Strong Top-Line Growth
Gross written premiums increased 24% year-over-year to approximately $217 million in Q1 2026, with growth in every division and casualty as the largest driver.
Casualty Segment Expansion
Casualty GWP rose more than 20% to $147 million, driven by excess casualty, strong rate on real estate, new construction projects, and increases in manufacturing and hospitality business.
Material Earnings and Profitability Improvement
Adjusted net income was $16 million, up ~40% year-over-year; diluted adjusted EPS was $0.48 and adjusted return on average equity was 14.1%. Combined ratio for the quarter was a profitable 95.3%.
Digital Underwriting Traction (Baleen & Express)
Baleen generated $11.4 million of premiums (over 3x the same period last year); new business submissions were up >140%, new business quotes up >110%, and new business binds up >260%. Express generated over $3 million in premium with ~65% quote ratio. Digital underwriting comprised just under 7% of total GWP in Q1 and is positioned to scale.
Healthcare and Professional Lines Growth
Healthcare Liability GWP increased 28% to >$30 million (growth driven by hospitals, senior care and miscellaneous medical facilities). Professional liability GWP rose 6% to ~$28 million, led by Cyber liability Express.
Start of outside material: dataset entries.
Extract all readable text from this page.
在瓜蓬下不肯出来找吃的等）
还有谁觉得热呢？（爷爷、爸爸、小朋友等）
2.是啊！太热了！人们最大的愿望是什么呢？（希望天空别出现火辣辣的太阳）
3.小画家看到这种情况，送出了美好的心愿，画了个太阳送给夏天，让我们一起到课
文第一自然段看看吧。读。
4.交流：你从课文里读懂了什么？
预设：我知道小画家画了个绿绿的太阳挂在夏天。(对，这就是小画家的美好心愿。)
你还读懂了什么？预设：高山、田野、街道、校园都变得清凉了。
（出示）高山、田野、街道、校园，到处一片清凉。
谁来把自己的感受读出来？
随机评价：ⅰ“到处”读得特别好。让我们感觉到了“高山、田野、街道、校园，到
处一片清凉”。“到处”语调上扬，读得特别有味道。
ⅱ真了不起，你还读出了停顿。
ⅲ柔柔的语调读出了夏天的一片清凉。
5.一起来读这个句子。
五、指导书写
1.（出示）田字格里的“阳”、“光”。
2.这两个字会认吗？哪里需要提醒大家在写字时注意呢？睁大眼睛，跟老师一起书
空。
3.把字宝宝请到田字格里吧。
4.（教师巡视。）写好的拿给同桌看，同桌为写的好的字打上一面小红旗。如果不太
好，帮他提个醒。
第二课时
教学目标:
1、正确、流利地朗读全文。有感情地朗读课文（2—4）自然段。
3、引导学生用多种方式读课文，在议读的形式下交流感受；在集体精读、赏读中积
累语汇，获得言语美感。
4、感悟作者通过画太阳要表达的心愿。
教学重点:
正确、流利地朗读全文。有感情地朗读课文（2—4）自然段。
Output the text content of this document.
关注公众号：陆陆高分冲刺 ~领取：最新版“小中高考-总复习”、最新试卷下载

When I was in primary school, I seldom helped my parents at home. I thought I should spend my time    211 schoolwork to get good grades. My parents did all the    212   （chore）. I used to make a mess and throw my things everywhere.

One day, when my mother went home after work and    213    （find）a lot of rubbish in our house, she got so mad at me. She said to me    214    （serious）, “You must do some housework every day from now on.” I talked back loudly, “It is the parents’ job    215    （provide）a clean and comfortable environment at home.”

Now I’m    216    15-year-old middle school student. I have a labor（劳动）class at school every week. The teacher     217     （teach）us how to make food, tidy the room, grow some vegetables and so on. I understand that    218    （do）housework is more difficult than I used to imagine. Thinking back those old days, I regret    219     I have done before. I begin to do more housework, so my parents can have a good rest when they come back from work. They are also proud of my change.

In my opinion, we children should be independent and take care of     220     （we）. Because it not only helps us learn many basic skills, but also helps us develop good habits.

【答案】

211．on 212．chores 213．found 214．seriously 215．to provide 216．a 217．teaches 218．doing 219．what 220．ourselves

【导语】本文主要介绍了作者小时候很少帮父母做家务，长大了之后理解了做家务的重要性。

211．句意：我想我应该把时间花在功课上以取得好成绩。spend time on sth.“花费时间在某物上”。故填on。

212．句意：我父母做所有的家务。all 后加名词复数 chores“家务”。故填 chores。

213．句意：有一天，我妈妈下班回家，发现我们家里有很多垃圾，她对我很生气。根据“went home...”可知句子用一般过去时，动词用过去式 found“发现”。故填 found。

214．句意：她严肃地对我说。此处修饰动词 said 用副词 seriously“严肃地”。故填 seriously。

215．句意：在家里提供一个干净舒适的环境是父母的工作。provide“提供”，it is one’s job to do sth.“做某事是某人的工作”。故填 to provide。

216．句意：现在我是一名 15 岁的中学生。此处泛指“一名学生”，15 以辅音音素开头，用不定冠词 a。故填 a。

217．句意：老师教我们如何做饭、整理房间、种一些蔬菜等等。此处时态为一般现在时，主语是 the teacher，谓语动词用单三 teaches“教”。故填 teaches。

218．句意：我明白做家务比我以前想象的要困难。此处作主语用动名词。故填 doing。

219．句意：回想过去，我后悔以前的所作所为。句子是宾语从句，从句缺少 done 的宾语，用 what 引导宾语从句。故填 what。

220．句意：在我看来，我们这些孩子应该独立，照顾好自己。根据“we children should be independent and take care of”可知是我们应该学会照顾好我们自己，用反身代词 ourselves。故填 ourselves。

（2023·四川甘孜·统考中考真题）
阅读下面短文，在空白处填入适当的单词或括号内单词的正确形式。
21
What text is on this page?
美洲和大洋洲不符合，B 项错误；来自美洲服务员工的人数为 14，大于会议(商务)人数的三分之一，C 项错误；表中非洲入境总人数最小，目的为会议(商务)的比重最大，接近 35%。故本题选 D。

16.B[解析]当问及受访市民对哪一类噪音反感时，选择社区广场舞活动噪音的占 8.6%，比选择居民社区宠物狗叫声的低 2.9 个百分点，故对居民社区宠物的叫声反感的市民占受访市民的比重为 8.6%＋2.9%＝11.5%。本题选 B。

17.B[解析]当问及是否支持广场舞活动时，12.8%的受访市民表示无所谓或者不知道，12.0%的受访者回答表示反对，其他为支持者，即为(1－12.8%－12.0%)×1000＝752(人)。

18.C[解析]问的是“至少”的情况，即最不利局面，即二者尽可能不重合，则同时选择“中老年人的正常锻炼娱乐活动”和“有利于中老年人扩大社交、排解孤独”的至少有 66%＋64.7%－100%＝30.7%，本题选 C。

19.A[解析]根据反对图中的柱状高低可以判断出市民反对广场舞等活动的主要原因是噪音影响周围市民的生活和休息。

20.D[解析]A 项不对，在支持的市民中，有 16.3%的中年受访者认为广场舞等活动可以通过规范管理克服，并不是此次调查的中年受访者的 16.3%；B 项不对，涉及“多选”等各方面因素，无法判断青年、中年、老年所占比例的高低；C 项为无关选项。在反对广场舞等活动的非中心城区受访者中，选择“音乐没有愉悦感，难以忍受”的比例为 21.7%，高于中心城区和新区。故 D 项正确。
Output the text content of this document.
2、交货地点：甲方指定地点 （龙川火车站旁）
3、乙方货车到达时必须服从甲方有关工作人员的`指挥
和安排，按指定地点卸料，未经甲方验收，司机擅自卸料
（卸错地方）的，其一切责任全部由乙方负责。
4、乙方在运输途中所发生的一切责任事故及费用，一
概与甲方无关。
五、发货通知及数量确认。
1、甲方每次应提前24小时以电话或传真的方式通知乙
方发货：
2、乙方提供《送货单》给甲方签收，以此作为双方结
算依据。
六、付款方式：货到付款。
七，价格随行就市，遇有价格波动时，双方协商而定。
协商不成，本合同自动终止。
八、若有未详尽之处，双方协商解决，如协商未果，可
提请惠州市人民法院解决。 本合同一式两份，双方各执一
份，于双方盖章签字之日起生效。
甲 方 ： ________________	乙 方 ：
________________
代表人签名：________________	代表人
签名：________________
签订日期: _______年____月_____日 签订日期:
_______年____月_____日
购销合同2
Improved Expense Efficiency
Overall expense ratio fell to 28.4%, a decrease of ~2.0 percentage points year-over-year (operating expense ratio down 2.9 points), reflecting scaling benefits and updated estimates of deferrable costs.
Stronger Investment Income and Conservative Portfolio
Pre-tax net investment income increased ~44% YoY to $18 million. Investment portfolio book yield was 4.6% (new money 4.7%), average credit quality AA-, and duration increased modestly to 3.2 years as part of a plan to extend duration toward ~4 years.
Capital & Reinsurance Actions to Support Growth
Total equity $459 million (diluted book value per share $13.80). Raised $150 million of debt in late 2025. May 1 renewals increased quota share from 26% to 33.5% and reduced excess-of-loss cession from 65% to 57.5%; expanded American Family agreement to support ~20% GWP growth and higher premium cap.